Achilles Tendon: Recovery and Prevention
Soreness or swelling of your Achilles tendon is caused by overuse or trauma. Constant stress placed on the Achilles tendon causes irritation, inflammation and pain.
There are several factors that can lead to inflammation of the Achilles tendon:
- Tiredness or increased stress levels
- Poor running technique (biomechanics)
- Reduced lower limb and core muscle strength
- Poor balance (proprioception)
- Poor flexibility
- Inadequate footwear
- Running on hard surfaces
If you notice swelling in your Achilles tendon, the initial treatment is POLICE – Prevent further damage, Optimal Loading, Ice, Compression, Elevation.
Preventing Further Damage:
If your Achilles tendon is injured then the first thing to do is minimize any further damage. The easiest way to do this is to stop or minimize any activities that cause your Achilles to get sore. Your Chartered Physiotherapist is fully qualified to determine the extent of the damage in your Achilles tendon and advise you on the appropriate management strategy to adopt.
An Achilles tendon injury can vary from complete rupture to low grade inflammation. If you continue to run on an inflamed and injured Achilles tendon, you may put yourself at greater risk of an Achilles rupture. A complete rupture will require either surgery and a period of immobilization in a cast or a combination of both.
Seek advice from your physiotherapist on what optimal loading for your Achilles is. This may vary from complete rest on crutches to continuing with modified training such as cycling, swimming, stretching and strength work.
Ice, Compression, Elevation:
Inflammation can be reduced by icing, compressing and elevating your injured Achilles. Apply ice for 20 minutes every 2-3 hours during the initial phase. Ensure you use a towel or a damp cloth placed in between the icepack and your skin to prevent ice-burns.
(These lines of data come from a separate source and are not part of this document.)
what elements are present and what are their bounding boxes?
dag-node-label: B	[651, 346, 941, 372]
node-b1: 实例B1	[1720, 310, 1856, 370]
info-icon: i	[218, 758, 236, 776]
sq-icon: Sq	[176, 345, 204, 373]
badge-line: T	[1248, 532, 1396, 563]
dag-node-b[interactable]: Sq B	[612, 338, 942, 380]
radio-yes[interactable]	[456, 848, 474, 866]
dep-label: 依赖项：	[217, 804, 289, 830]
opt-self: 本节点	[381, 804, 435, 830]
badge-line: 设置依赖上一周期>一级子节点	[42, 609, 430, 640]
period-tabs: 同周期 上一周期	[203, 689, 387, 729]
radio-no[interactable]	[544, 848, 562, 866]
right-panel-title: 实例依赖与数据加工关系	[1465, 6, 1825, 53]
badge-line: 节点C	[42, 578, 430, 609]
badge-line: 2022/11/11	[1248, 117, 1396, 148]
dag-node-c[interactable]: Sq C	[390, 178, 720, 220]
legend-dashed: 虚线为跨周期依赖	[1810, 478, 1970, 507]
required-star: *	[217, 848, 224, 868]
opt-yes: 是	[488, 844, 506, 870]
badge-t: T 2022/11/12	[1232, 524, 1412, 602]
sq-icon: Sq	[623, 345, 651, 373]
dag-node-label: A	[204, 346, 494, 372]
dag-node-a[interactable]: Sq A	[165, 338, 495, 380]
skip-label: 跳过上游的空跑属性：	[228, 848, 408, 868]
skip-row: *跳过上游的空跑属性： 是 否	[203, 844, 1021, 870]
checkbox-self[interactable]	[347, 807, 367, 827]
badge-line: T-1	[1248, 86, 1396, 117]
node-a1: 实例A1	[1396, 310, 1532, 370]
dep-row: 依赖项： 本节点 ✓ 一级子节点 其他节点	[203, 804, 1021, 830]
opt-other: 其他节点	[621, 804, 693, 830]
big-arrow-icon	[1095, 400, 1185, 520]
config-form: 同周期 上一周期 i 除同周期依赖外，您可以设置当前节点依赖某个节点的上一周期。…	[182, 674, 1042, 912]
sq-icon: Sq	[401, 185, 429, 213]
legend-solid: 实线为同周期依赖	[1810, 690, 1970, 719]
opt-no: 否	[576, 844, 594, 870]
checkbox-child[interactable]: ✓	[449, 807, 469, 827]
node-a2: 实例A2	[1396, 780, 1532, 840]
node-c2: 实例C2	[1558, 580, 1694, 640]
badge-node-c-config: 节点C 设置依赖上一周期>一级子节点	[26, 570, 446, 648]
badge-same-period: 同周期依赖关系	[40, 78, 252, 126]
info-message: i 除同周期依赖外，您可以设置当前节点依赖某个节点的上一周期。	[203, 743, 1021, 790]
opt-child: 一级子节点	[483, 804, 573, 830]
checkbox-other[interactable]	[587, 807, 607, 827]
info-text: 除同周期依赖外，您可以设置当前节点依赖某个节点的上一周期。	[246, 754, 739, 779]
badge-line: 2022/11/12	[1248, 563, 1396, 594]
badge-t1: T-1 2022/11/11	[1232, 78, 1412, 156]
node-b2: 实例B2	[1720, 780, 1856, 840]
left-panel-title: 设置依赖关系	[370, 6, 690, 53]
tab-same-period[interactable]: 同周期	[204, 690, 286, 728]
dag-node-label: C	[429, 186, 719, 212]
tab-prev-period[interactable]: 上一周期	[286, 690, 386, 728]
Your Chartered Physiotherapist can also use a combination of massage, taping, dry needling and exercise to decrease inflammation and improve recovery time from injury.
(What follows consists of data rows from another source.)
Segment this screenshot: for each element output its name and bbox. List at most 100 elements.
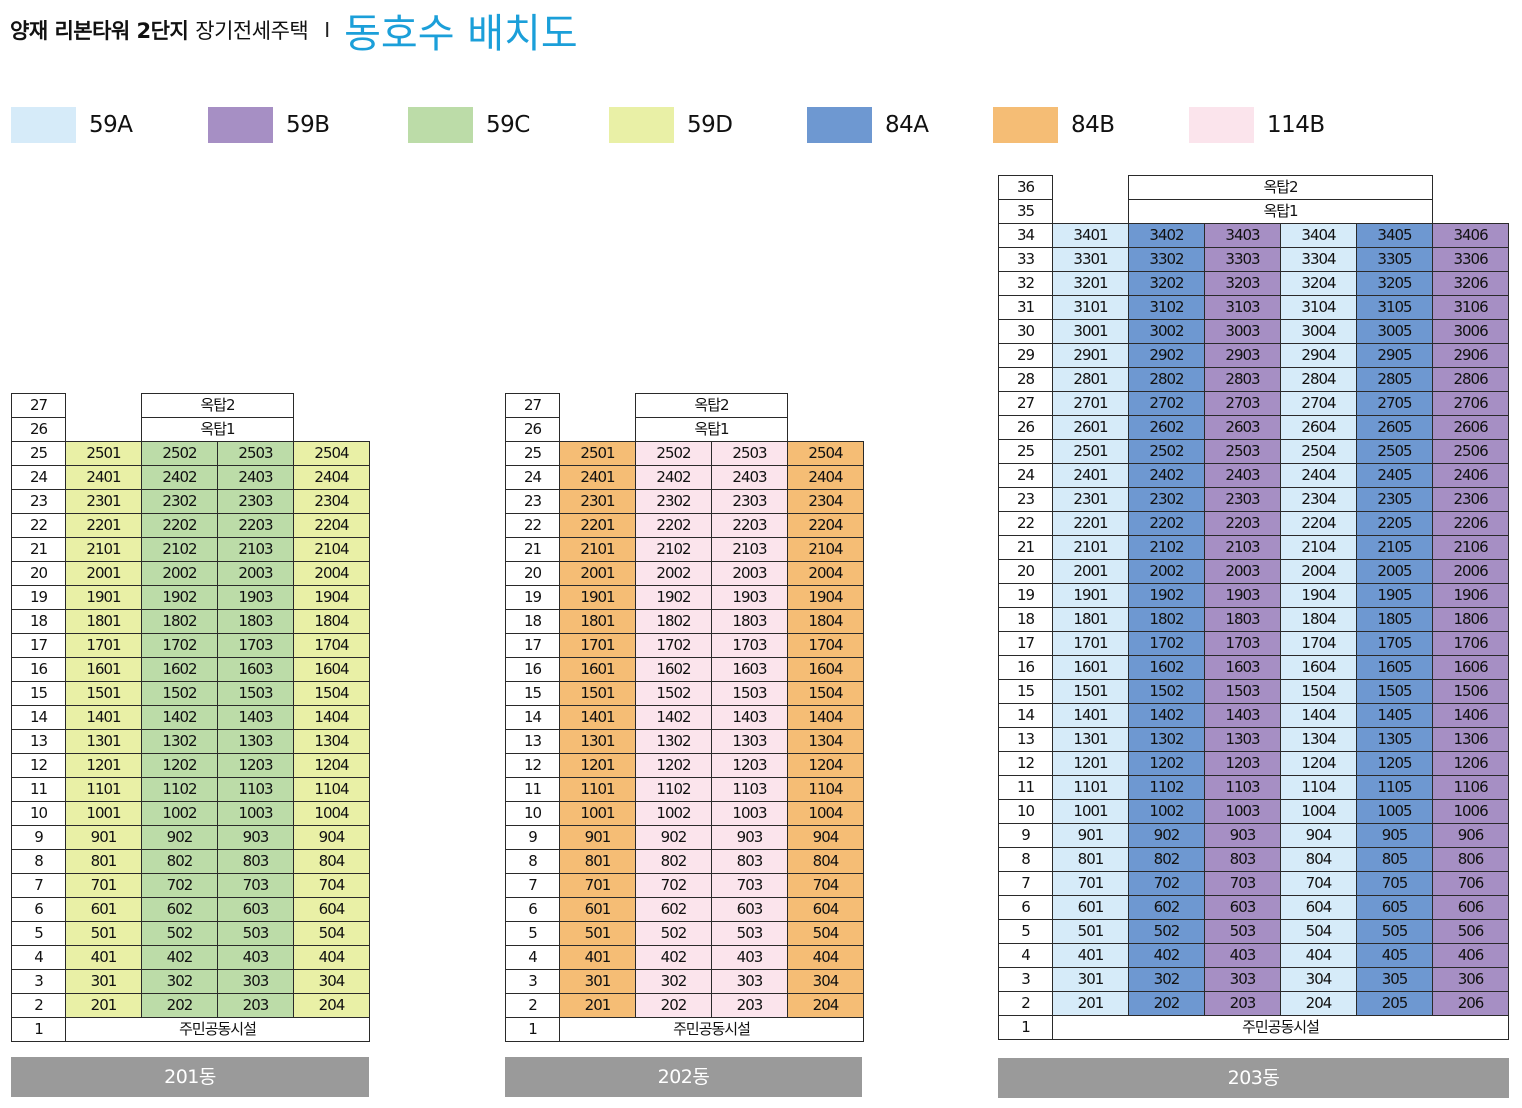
floor-row: 15 1501 1502 1503 1504 (11, 681, 370, 706)
unit-cell: 1904 (787, 585, 864, 610)
unit-cell: 3402 (1128, 223, 1205, 248)
unit-cell: 1104 (1280, 775, 1357, 800)
unit-cell: 2102 (635, 537, 712, 562)
unit-cell: 902 (1128, 823, 1205, 848)
floor-row: 22 2201 2202 2203 2204 (505, 513, 864, 538)
unit-cell: 302 (635, 969, 712, 994)
unit-cell: 1303 (711, 729, 788, 754)
unit-cell: 303 (1204, 967, 1281, 992)
unit-cell: 1404 (293, 705, 370, 730)
floor-row: 24 2401 2402 2403 2404 2405 2406 (998, 463, 1510, 488)
floor-row: 24 2401 2402 2403 2404 (11, 465, 370, 490)
unit-cell: 1901 (1052, 583, 1129, 608)
unit-cell: 1003 (1204, 799, 1281, 824)
floor-row: 2 201 202 203 204 205 206 (998, 991, 1510, 1016)
unit-cell: 3102 (1128, 295, 1205, 320)
unit-cell: 2003 (711, 561, 788, 586)
floor-number: 7 (505, 873, 560, 898)
floor-number: 25 (998, 439, 1053, 464)
unit-cell: 1301 (65, 729, 142, 754)
unit-cell: 602 (635, 897, 712, 922)
unit-cell: 2002 (141, 561, 218, 586)
unit-cell: 2305 (1355, 487, 1434, 512)
unit-cell: 1601 (559, 657, 636, 682)
floor-row: 5 501 502 503 504 (11, 921, 370, 946)
unit-cell: 1103 (217, 777, 294, 802)
floor-row: 22 2201 2202 2203 2204 (11, 513, 370, 538)
floor-row: 19 1901 1902 1903 1904 (505, 585, 864, 610)
unit-cell: 302 (1128, 967, 1205, 992)
unit-cell: 1303 (1204, 727, 1281, 752)
unit-cell: 806 (1432, 847, 1510, 872)
unit-cell: 1203 (1204, 751, 1281, 776)
floor-number: 3 (505, 969, 560, 994)
rooftop-cell: 옥탑2 (141, 393, 294, 418)
floor-row: 8 801 802 803 804 (505, 849, 864, 874)
unit-cell: 901 (1052, 823, 1129, 848)
floor-row: 13 1301 1302 1303 1304 1305 1306 (998, 727, 1510, 752)
floor-row: 13 1301 1302 1303 1304 (505, 729, 864, 754)
unit-cell: 1205 (1355, 751, 1434, 776)
floor-number: 10 (505, 801, 560, 826)
floor-row: 14 1401 1402 1403 1404 (11, 705, 370, 730)
unit-cell: 3103 (1204, 295, 1281, 320)
floor-row: 6 601 602 603 604 (505, 897, 864, 922)
unit-cell: 2505 (1355, 439, 1434, 464)
unit-cell: 1901 (65, 585, 142, 610)
empty-cell (1053, 200, 1129, 224)
unit-cell: 2702 (1128, 391, 1205, 416)
unit-cell: 2402 (141, 465, 218, 490)
unit-cell: 1702 (1128, 631, 1205, 656)
unit-cell: 1101 (65, 777, 142, 802)
unit-cell: 2502 (635, 441, 712, 466)
floor-number: 7 (998, 871, 1053, 896)
unit-cell: 3305 (1355, 247, 1434, 272)
unit-cell: 702 (141, 873, 218, 898)
unit-cell: 801 (559, 849, 636, 874)
legend-item-84a: 84A (807, 106, 929, 144)
unit-cell: 2404 (293, 465, 370, 490)
unit-cell: 2706 (1432, 391, 1510, 416)
empty-cell (66, 394, 142, 418)
unit-cell: 702 (1128, 871, 1205, 896)
unit-cell: 2301 (559, 489, 636, 514)
legend-item-59d: 59D (609, 106, 733, 144)
floor-row: 4 401 402 403 404 (505, 945, 864, 970)
unit-cell: 804 (293, 849, 370, 874)
floor-number: 35 (998, 199, 1053, 224)
unit-cell: 503 (1204, 919, 1281, 944)
unit-cell: 2001 (559, 561, 636, 586)
unit-cell: 1805 (1355, 607, 1434, 632)
building-name-label: 202동 (505, 1057, 862, 1097)
unit-cell: 3404 (1280, 223, 1357, 248)
floor-number: 8 (505, 849, 560, 874)
unit-cell: 2303 (711, 489, 788, 514)
unit-cell: 906 (1432, 823, 1510, 848)
empty-cell (66, 418, 142, 442)
floor-number: 11 (505, 777, 560, 802)
empty-cell (1053, 176, 1129, 200)
floor-row: 21 2101 2102 2103 2104 (505, 537, 864, 562)
unit-cell: 2203 (711, 513, 788, 538)
unit-cell: 1702 (635, 633, 712, 658)
unit-cell: 1204 (293, 753, 370, 778)
unit-cell: 1803 (711, 609, 788, 634)
facility-row: 1 주민공동시설 (505, 1017, 864, 1042)
unit-cell: 1706 (1432, 631, 1510, 656)
building-1-grid: 27 옥탑2 26 옥탑1 25 2501 2502 2503 2504 24 2401 2402 24… (11, 393, 370, 1042)
unit-cell: 1801 (559, 609, 636, 634)
unit-cell: 805 (1355, 847, 1434, 872)
unit-cell: 802 (1128, 847, 1205, 872)
legend-label: 84B (1071, 112, 1115, 138)
floor-number: 24 (998, 463, 1053, 488)
unit-cell: 2603 (1204, 415, 1281, 440)
floor-row: 7 701 702 703 704 705 706 (998, 871, 1510, 896)
unit-cell: 2704 (1280, 391, 1357, 416)
unit-cell: 502 (141, 921, 218, 946)
unit-type-legend: 59A 59B 59C 59D 84A 84B 114B (11, 106, 1511, 144)
unit-cell: 2202 (635, 513, 712, 538)
unit-cell: 2803 (1204, 367, 1281, 392)
unit-cell: 504 (1280, 919, 1357, 944)
unit-cell: 1304 (787, 729, 864, 754)
unit-cell: 2602 (1128, 415, 1205, 440)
Rehabilitation Back to Full Training:
Achilles tendon injuries are notoriously slow to heal and have a very high recurrence rate. Once your inflammation has subsided and there is no pain on walking, your physiotherapist will commence you on a rehabilitation programme to get you back to full training and sport. Rehabilitation programmes consist of exercises to improve your leg and spinal muscle flexibility and strength. These exercises will also help improve your running technique (biomechanics) and balance (proprioception) and are essential in decreasing the chances of the injury recurring.
Your physiotherapist can assess your foot biomechanics and may also suggest changes in your footwear or temporary or permanent orthotics to decrease the workload on the Achilles tendon.